The class of plaintiffs in Garcia claimed that banks unlawfully charged them overdraft fees.  One of the banks, Wells Fargo, had arbitration clauses in its customer agreements, and the clauses precluded class arbitration.  Despite that, it did not move to compel arbitration by the motion deadline in the scheduling order.  Even when the district court specifically offered Wells Fargo the opportunity to move to compel arbitration at a later date, Wells Fargo told the court that it did not intend to seek arbitration of the plaintiffs’ claims.

However, after the Concepcion decision, Wells Fargo changed its strategic course and filed a motion to dismiss the class action in favor of arbitration.  To explain its two year delay, Wells Fargo argued that the various state laws governing the agreements had declared class actions waivers unenforceable, so Wells Fargo had concluded that moving to compel arbitration would have been futile.  The plaintiffs, of course, argued that Wells Fargo had waived its right to arbitration.

The Eleventh Circuit recognized that there is a futility exception of sorts — litigants are not required “to engage in futile gestures” — but concluded Wells Fargo’s behavior was not excused.  The only time that a party’s failure to compel arbitration will not amount to waiver, after it has “substantially invoked the litigation machinery,” is when it “would almost certainly have been futile.”  Wells Fargo did not meet that high burden here, because the Eleventh Circuit concluded that Concepcion did not change the law on preemption, it merely applied it in a new context.  The court noted that “absent controlling Supreme Court or circuit precedent foreclosing a right to arbitrate, a motion to compel arbitration will almost never be futile.”   For that reason, the court affirmed the district court’s denial of Wells Fargo’s motion to dismiss the action in favor of arbitration.
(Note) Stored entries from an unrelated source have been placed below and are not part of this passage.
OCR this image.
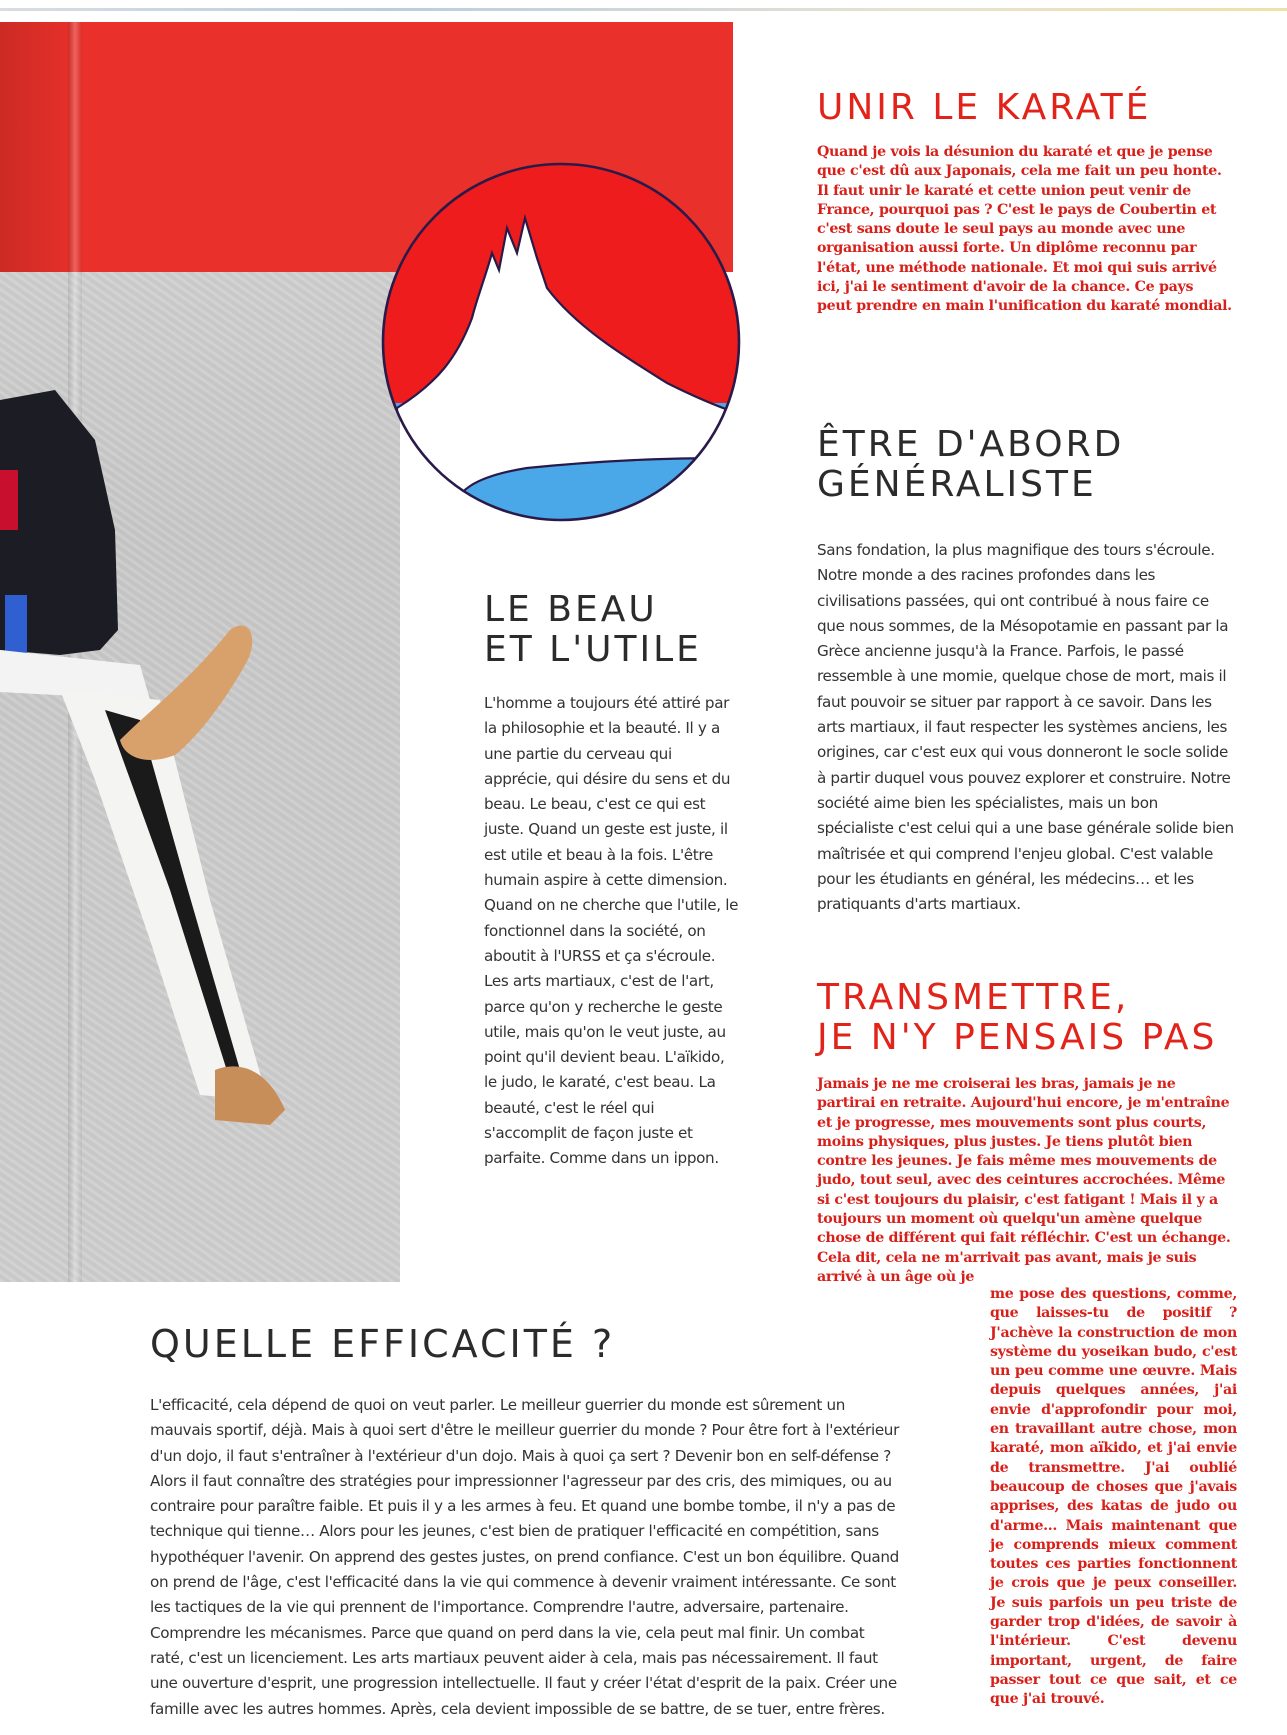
UNIR LE KARATÉ

Quand je vois la désunion du karaté et que je pense que c'est dû aux Japonais, cela me fait un peu honte. Il faut unir le karaté et cette union peut venir de France, pourquoi pas ? C'est le pays de Coubertin et c'est sans doute le seul pays au monde avec une organisation aussi forte. Un diplôme reconnu par l'état, une méthode nationale. Et moi qui suis arrivé ici, j'ai le sentiment d'avoir de la chance. Ce pays peut prendre en main l'unification du karaté mondial.

ÊTRE D'ABORD
GÉNÉRALISTE

Sans fondation, la plus magnifique des tours s'écroule. Notre monde a des racines profondes dans les civilisations passées, qui ont contribué à nous faire ce que nous sommes, de la Mésopotamie en passant par la Grèce ancienne jusqu'à la France. Parfois, le passé ressemble à une momie, quelque chose de mort, mais il faut pouvoir se situer par rapport à ce savoir. Dans les arts martiaux, il faut respecter les systèmes anciens, les origines, car c'est eux qui vous donneront le socle solide à partir duquel vous pouvez explorer et construire. Notre société aime bien les spécialistes, mais un bon spécialiste c'est celui qui a une base générale solide bien maîtrisée et qui comprend l'enjeu global. C'est valable pour les étudiants en général, les médecins… et les pratiquants d'arts martiaux.

LE BEAU
ET L'UTILE

L'homme a toujours été attiré par la philosophie et la beauté. Il y a une partie du cerveau qui apprécie, qui désire du sens et du beau. Le beau, c'est ce qui est juste. Quand un geste est juste, il est utile et beau à la fois. L'être humain aspire à cette dimension. Quand on ne cherche que l'utile, le fonctionnel dans la société, on aboutit à l'URSS et ça s'écroule. Les arts martiaux, c'est de l'art, parce qu'on y recherche le geste utile, mais qu'on le veut juste, au point qu'il devient beau. L'aïkido, le judo, le karaté, c'est beau. La beauté, c'est le réel qui s'accomplit de façon juste et parfaite. Comme dans un ippon.

TRANSMETTRE,
JE N'Y PENSAIS PAS

Jamais je ne me croiserai les bras, jamais je ne partirai en retraite. Aujourd'hui encore, je m'entraîne et je progresse, mes mouvements sont plus courts, moins physiques, plus justes. Je tiens plutôt bien contre les jeunes. Je fais même mes mouvements de judo, tout seul, avec des ceintures accrochées. Même si c'est toujours du plaisir, c'est fatigant ! Mais il y a toujours un moment où quelqu'un amène quelque chose de différent qui fait réfléchir. C'est un échange. Cela dit, cela ne m'arrivait pas avant, mais je suis arrivé à un âge où je

me pose des questions, comme, que laisses-tu de positif ? J'achève la construction de mon système du yoseikan budo, c'est un peu comme une œuvre. Mais depuis quelques années, j'ai envie d'approfondir pour moi, en travaillant autre chose, mon karaté, mon aïkido, et j'ai envie de transmettre. J'ai oublié beaucoup de choses que j'avais apprises, des katas de judo ou d'arme… Mais maintenant que je comprends mieux comment toutes ces parties fonctionnent je crois que je peux conseiller. Je suis parfois un peu triste de garder trop d'idées, de savoir à l'intérieur. C'est devenu important, urgent, de faire passer tout ce que sait, et ce que j'ai trouvé.

QUELLE EFFICACITÉ ?

L'efficacité, cela dépend de quoi on veut parler. Le meilleur guerrier du monde est sûrement un mauvais sportif, déjà. Mais à quoi sert d'être le meilleur guerrier du monde ? Pour être fort à l'extérieur d'un dojo, il faut s'entraîner à l'extérieur d'un dojo. Mais à quoi ça sert ? Devenir bon en self-défense ? Alors il faut connaître des stratégies pour impressionner l'agresseur par des cris, des mimiques, ou au contraire pour paraître faible. Et puis il y a les armes à feu. Et quand une bombe tombe, il n'y a pas de technique qui tienne… Alors pour les jeunes, c'est bien de pratiquer l'efficacité en compétition, sans hypothéquer l'avenir. On apprend des gestes justes, on prend confiance. C'est un bon équilibre. Quand on prend de l'âge, c'est l'efficacité dans la vie qui commence à devenir vraiment intéressante. Ce sont les tactiques de la vie qui prennent de l'importance. Comprendre l'autre, adversaire, partenaire. Comprendre les mécanismes. Parce que quand on perd dans la vie, cela peut mal finir. Un combat raté, c'est un licenciement. Les arts martiaux peuvent aider à cela, mais pas nécessairement. Il faut une ouverture d'esprit, une progression intellectuelle. Il faut y créer l'état d'esprit de la paix. Créer une famille avec les autres hommes. Après, cela devient impossible de se battre, de se tuer, entre frères.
This decision reminds me of advice from my contracts professor in law school.  When we began to ask her a series of follow-up questions about her modified Socratic method  (where there was some rhyme and reason to who got asked questions when) that were clearly intended to identify on which days we could be unprepared, she cut off the questions curtly with “Don’t try to game it.  Just be ready.”  The same applies to attorneys representing parties with arbitration agreements.  If there is a chance in hell that your arbitration agreement can be enforced (and that you strategically will want that to happen), make that argument early and often.